Like most paranormal romance authors, Ward takes the vampire mythology and uses parts and discards other bits in turns. In the Brothers’ world, vampires are a race unto themselves—there are no conversions, no vamping humans with an exchange of blood—and the race is nearing extinction from two kinds of population killers: enemies and high mortality rate. The vampires don’t feed on humans, but are nonetheless hunted by soulless slayers known as lessers. The Black Dagger Brotherhood is a group of, now, five of the most elite warrior vampires. The Brotherhood’s mission is to eliminate the Lessening Society and protect the civilian class of vampires.
Lover Eternal, the second of the Brotherhood series, is Brother Rhage’s tale. Rhage is a deliciously complex hero. Beautiful but tortured. The most ferocious of the brothers, he is a walking metaphor for the beast within. Cursed by the Scribe Virgin—creator and keeper of the vampire race—with a literal beast that lives inside and pushes him to control his emotions, his actions, and forces built up energy to be expended. Rhage keeps himself on an even plane—and keeps the dragon-like monster from making an appearance—by fighting and having sex. That strategy works well enough until he and the beast hear the lilting, musical voice of Mary Luce. Rhage’s instant and unwavering attraction to Mary is typical of the genre, however that Rhage is compelled by Mary’s voice is a clever turn (as in, her voice is music to sooth the savage beast inside Rhage).
Mary is also dealing with a curse and a beast within, but for Mary, a human, it’s leukemia. To pair a heroine with a blood disease with a vampire hero is an inspired choice and one that is abundant with conflict given the precepts of Ward’s vampire world. Each curse, the cancer and the dragon, work to keep Rhage and Mary apart. For Rhage’s part, he doesn’t feel he can stay in control of the beast and ensure Mary’s safety; for Mary, she has limited time and that time will be spent in the most uncomfortable way possible: the treatment of her cancer. But, after being set upon by lessers, Rhage seeks to protect Mary from the slayers, even if it puts her at risk from his beast.

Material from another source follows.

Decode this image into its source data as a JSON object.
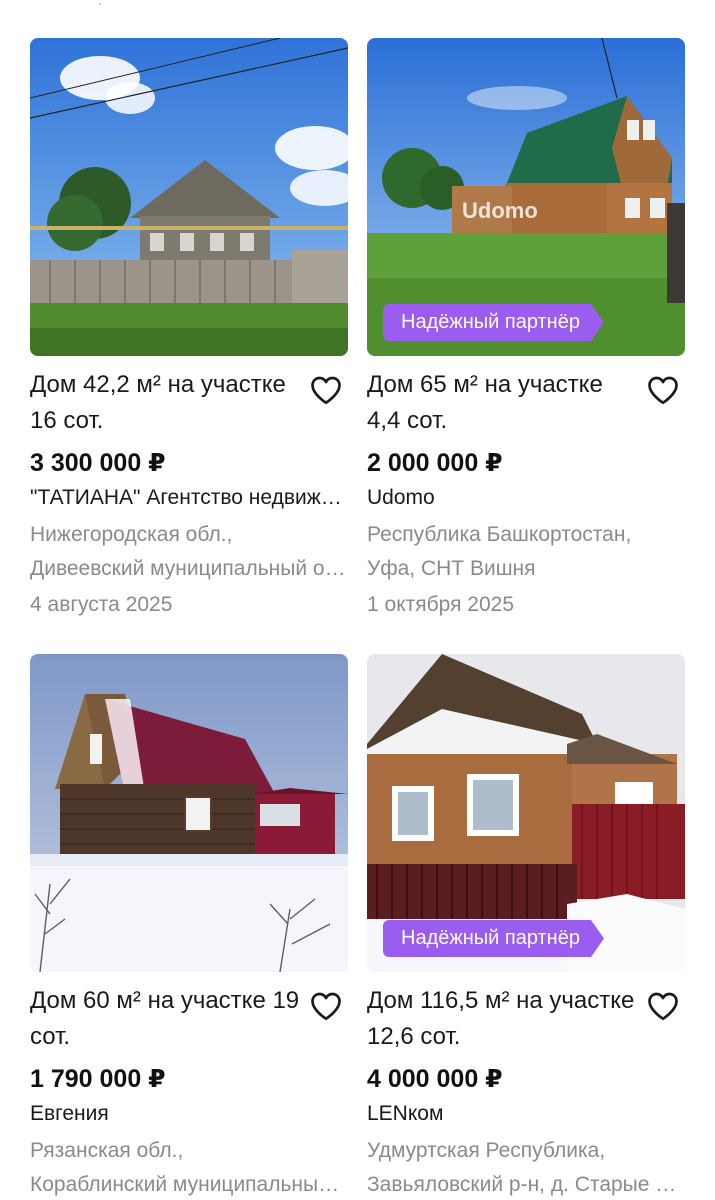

Ward is a nimble writer who earns the reader’s respect by avoiding the feel of pandering to the lowest common denominator (eventually, even the names Ward employs for the brothers—Wrath, Rhage, Zsadist, Phury, and Vishous—stop sounding ridiculous and come to be the only possible names for these men). The romance clichés that Ward uses somehow manage to work in her hands. For example, upon Rhage and Mary’s first meeting, Rhage presses Mary into a wall, their encounter is as sexual as a fully clothed, non-penetrating encounter could be and yet the disbelief of a hero introducing himself by way of rubbing his erection on the heroine never comes. The scene works and the need to watch these characters come together overwhelms. Ward takes risks, shatters taboos—some to heartbreaking effect—yet manages atonement for her characters. Rhage and Mary are all the more compelling because they lack perfection, they are both flawed, both tortured; they are characters that must fight for happiness.

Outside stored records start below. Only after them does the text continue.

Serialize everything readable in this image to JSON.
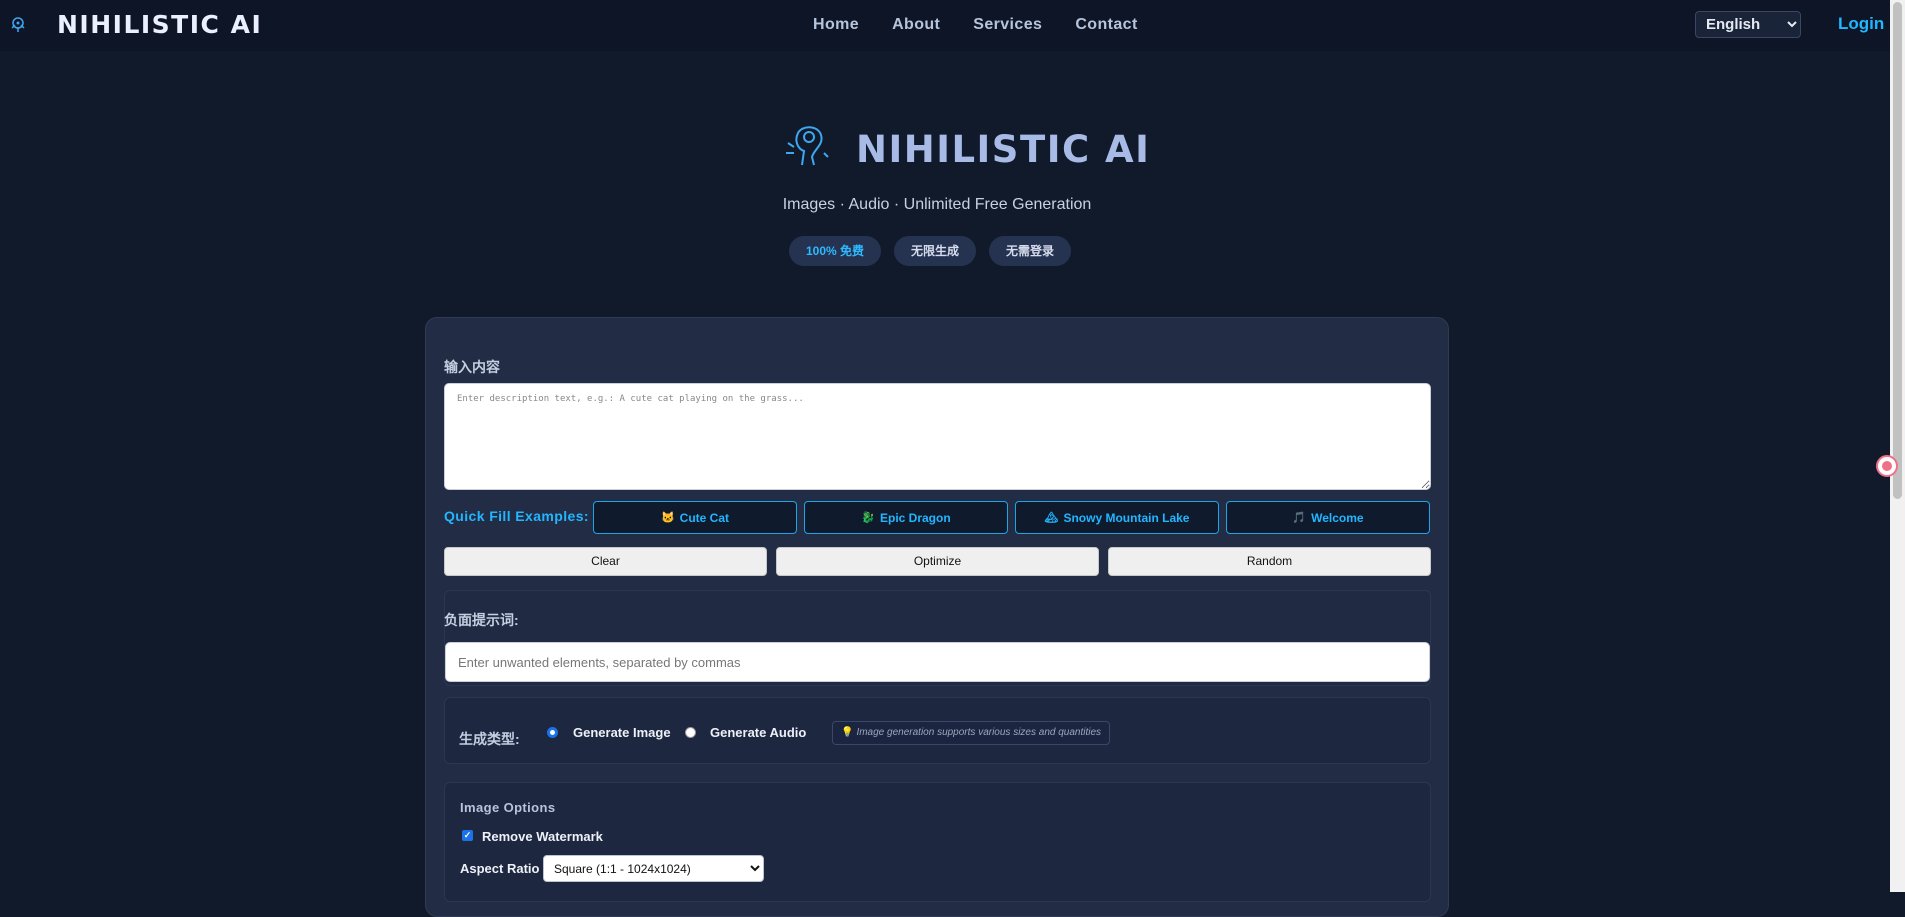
{
  "nav": {
    "brand": "NIHILISTIC AI",
    "links": [
      "Home",
      "About",
      "Services",
      "Contact"
    ],
    "language": "English",
    "login": "Login"
  },
  "hero": {
    "title": "NIHILISTIC AI",
    "subtitle": "Images · Audio · Unlimited Free Generation",
    "pills": [
      "100% 免费",
      "无限生成",
      "无需登录"
    ]
  },
  "form": {
    "input_label": "输入内容",
    "prompt_placeholder": "Enter description text, e.g.: A cute cat playing on the grass...",
    "quick_fill_label": "Quick Fill Examples:",
    "quick_fill": [
      {
        "icon": "🐱",
        "label": "Cute Cat"
      },
      {
        "icon": "🐉",
        "label": "Epic Dragon"
      },
      {
        "icon": "🏔",
        "label": "Snowy Mountain Lake"
      },
      {
        "icon": "🎵",
        "label": "Welcome"
      }
    ],
    "actions": [
      "Clear",
      "Optimize",
      "Random"
    ],
    "negative_label": "负面提示词:",
    "negative_placeholder": "Enter unwanted elements, separated by commas",
    "type_label": "生成类型:",
    "type_options": [
      "Generate Image",
      "Generate Audio"
    ],
    "type_selected": "Generate Image",
    "hint_icon": "💡",
    "hint": "Image generation supports various sizes and quantities"
  },
  "image_options": {
    "title": "Image Options",
    "remove_watermark_label": "Remove Watermark",
    "remove_watermark": true,
    "aspect_ratio_label": "Aspect Ratio",
    "aspect_ratio_value": "Square (1:1 - 1024x1024)"
  },
  "colors": {
    "background": "#111a2b",
    "accent": "#22b6ff",
    "card": "#222c45"
  }
}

Lover Eternal, as the second installment of the series, has large shoes to fill. By repeating some of Dark Lover’s plot elements throughout the novel—such as the hero showing up nightly at the heroine’s home until she moves into the Brotherhood’s mansion for protection, or the vampire hero introducing the heroine to a world she was previously ignorant of—Ward is able to fill much of those shoes. These are, however, small considerations. Lover Eternal exceeds Dark Lover on a craft level because Ward’s writing is tighter. The multiple view points are well handled and this time around scenes are closely cropped so that the main story never feels too far away. Ward’s familiarity with her characters has grown between books and the sense of these characters becoming real to their author is palpable. Unlike Dark Lover, which took time to establish the world the story takes place in, Lover Eternal begins smoothly without ever feeling like a party already in progress; pages devoted to back story aren’t necessary and therefore not included. This installment is all forward motion, a book that both compliments and furthers the series while standing alone. There are, however, threads left untied at story’s end, threads that point to a story about Zsadist’s redemption and the vampire that could love him.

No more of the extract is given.